Reproducibility Index

Notice: The reproducibility variables underlying each score are classified using an automated LLM-based pipeline, validated against a manually labeled dataset. LLM-based classification introduces uncertainty and potential bias; scores should be interpreted as estimates. Full accuracy metrics and methodology are described in Coakley et alK. L. Coakley, T. Snelleman, H. Hoos, and O. E. Gundersen, "The embrace of open science: An analysis of a decade of AI research and 56 800 conference papers," Under Review, 2026..

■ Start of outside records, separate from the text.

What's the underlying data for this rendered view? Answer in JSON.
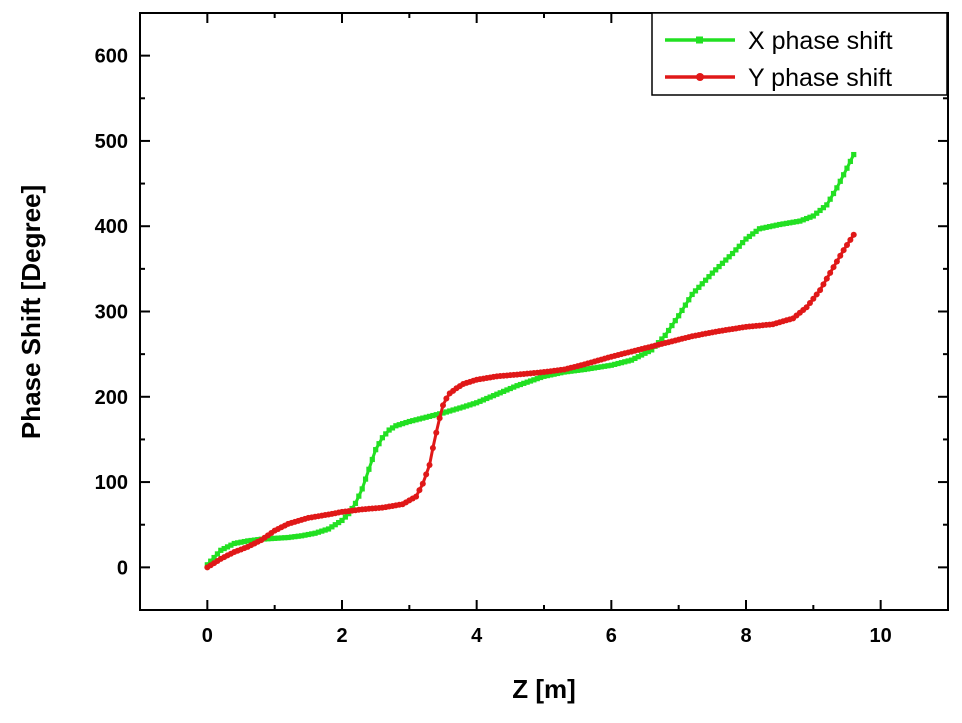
{
  "chart_data": {
    "type": "line",
    "title": "",
    "xlabel": "Z [m]",
    "ylabel": "Phase Shift [Degree]",
    "xlim": [
      -1,
      11
    ],
    "ylim": [
      -50,
      650
    ],
    "xticks": [
      0,
      2,
      4,
      6,
      8,
      10
    ],
    "yticks": [
      0,
      100,
      200,
      300,
      400,
      500,
      600
    ],
    "xtick_labels": [
      "0",
      "2",
      "4",
      "6",
      "8",
      "10"
    ],
    "ytick_labels": [
      "0",
      "100",
      "200",
      "300",
      "400",
      "500",
      "600"
    ],
    "grid": false,
    "legend_position": "top-right",
    "series": [
      {
        "name": "X phase shift",
        "color": "#22e022",
        "marker": "square",
        "x": [
          0,
          0.2,
          0.4,
          0.6,
          0.8,
          1.0,
          1.2,
          1.4,
          1.6,
          1.8,
          2.0,
          2.1,
          2.2,
          2.3,
          2.4,
          2.5,
          2.6,
          2.7,
          2.8,
          3.0,
          3.2,
          3.5,
          3.8,
          4.0,
          4.3,
          4.6,
          5.0,
          5.3,
          5.6,
          6.0,
          6.3,
          6.6,
          6.8,
          7.0,
          7.2,
          7.5,
          7.8,
          8.0,
          8.2,
          8.5,
          8.8,
          9.0,
          9.2,
          9.35,
          9.5,
          9.6
        ],
        "y": [
          3,
          20,
          28,
          31,
          33,
          34,
          35,
          37,
          40,
          45,
          55,
          63,
          75,
          92,
          115,
          138,
          152,
          161,
          166,
          171,
          175,
          181,
          188,
          193,
          203,
          213,
          224,
          229,
          232,
          237,
          243,
          255,
          272,
          295,
          320,
          345,
          368,
          385,
          397,
          402,
          406,
          412,
          425,
          445,
          468,
          484
        ]
      },
      {
        "name": "Y phase shift",
        "color": "#e01818",
        "marker": "circle",
        "x": [
          0,
          0.2,
          0.4,
          0.6,
          0.8,
          1.0,
          1.2,
          1.5,
          1.8,
          2.0,
          2.3,
          2.6,
          2.9,
          3.1,
          3.2,
          3.3,
          3.35,
          3.4,
          3.45,
          3.5,
          3.55,
          3.6,
          3.7,
          3.8,
          4.0,
          4.3,
          4.6,
          5.0,
          5.3,
          5.6,
          6.0,
          6.4,
          6.8,
          7.2,
          7.6,
          8.0,
          8.4,
          8.7,
          8.9,
          9.1,
          9.3,
          9.45,
          9.6
        ],
        "y": [
          0,
          10,
          18,
          24,
          32,
          43,
          51,
          58,
          62,
          65,
          68,
          70,
          74,
          83,
          98,
          120,
          140,
          158,
          175,
          190,
          198,
          204,
          210,
          215,
          220,
          224,
          226,
          229,
          232,
          238,
          247,
          255,
          263,
          271,
          277,
          282,
          285,
          292,
          305,
          325,
          352,
          372,
          390
        ]
      }
    ]
  }
}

Online Clustering with Nearly Optimal Consistency

Authors: T-H. Hubert Chan, Shaofeng Jiang, Tianyi Wu, Mengshi Zhao

ICLR 2025 | Venue PDF | LLM Run Details

Reproducibility Variable	Result	LLM Response
Research Type	Experimental	We validate the performance of our algorithm on real datasets by plugging in the practically efficient k-MEANS++ algorithm. Our online algorithm makes k-MEANS++ achieve good consistency with little overhead to the quality of solutions. ... We validate (in Section 5) the performance for this new consistent k-MEANS++ on 3 real datasets, and compare with the vanilla k-MEANS++ as well as a previous algorithm (Lattanzi & Vassilvitskii, 2017), as baselines. Our experiments show that with a cost similar to k-MEANS++ and the algorithm in Lattanzi & Vassilvitskii (2017), our algorithm achieves much lower consistency. ... In this section, we present experimental results evaluating the performance of our algorithms. ... We depict the consistency and cost curves in Figures 1 and 2 for k = 10, comparing the performance of the algorithms naive , LV17 , ours-faithful , and ours-heuristic , as described earlier.
Researcher Affiliation	Academia	T-H. Hubert Chan The University of Hong Kong EMAIL. Shaofeng H.-C. Jiang Peking University EMAIL. Tianyi Wu Peking University EMAIL. Mengshi Zhao The University of Hong Kong EMAIL.
Pseudocode	Yes	Algorithm 1: Consistent online algorithm for (k, z)-CLUSTERING. Algorithm 2: Robustify, on weighted point set P, center set C and a center point c C. Algorithm 3: Make Robust, on weighted point set P and center set C with witness mapping wit C.
Open Source Code	No	The paper does not provide an explicit statement about the release of source code for the methodology described, nor does it include a link to a code repository.
Open Datasets	Yes	Our experiment is conducted on the SKIN (Bhatt & Dhall, 2009), SHUTTLE (Catlett), and COVERTYPE (Blackard, 1998) datasets from the publicly available UCI repository, which were also used in the experiments of previous works such as (Lattanzi & Vassilvitskii, 2017). DOI: https://doi.org/10.24432/C5T30C. DOI: https://doi.org/10.24432/C5WS31. DOI: https://doi.org/10.24432/C50K5N.
Dataset Splits	No	The paper mentions the total number of points for each dataset (e.g., 'The SKIN dataset consists of 245,057 points') and coreset sizes ('Our experiments employ coreset sizes ranging from 1000 to 2000 elements'), but it does not specify any training, testing, or validation splits for these datasets.
Hardware Specification	No	The paper discusses theoretical running time complexity and observed performance (e.g., 'ours-faithful still runs in about 0.02 seconds per insertion'), but it does not provide specific details about the hardware used for running the experiments (e.g., CPU, GPU models, memory).
Software Dependencies	No	The paper mentions the use of 'k-MEANS++ (Arthur & Vassilvitskii, 2007)' as an algorithm integrated into their framework, but it does not list any specific software dependencies with version numbers (e.g., programming languages, libraries, frameworks).
Experiment Setup	No	The paper provides a high-level description of the experimental approach, such as using an online coreset construction and integrating k-MEANS++ into their framework. It mentions 'coreset sizes ranging from 1000 to 2000 elements'. However, it does not detail specific hyperparameters (e.g., learning rate, batch size, number of epochs) or system-level training settings.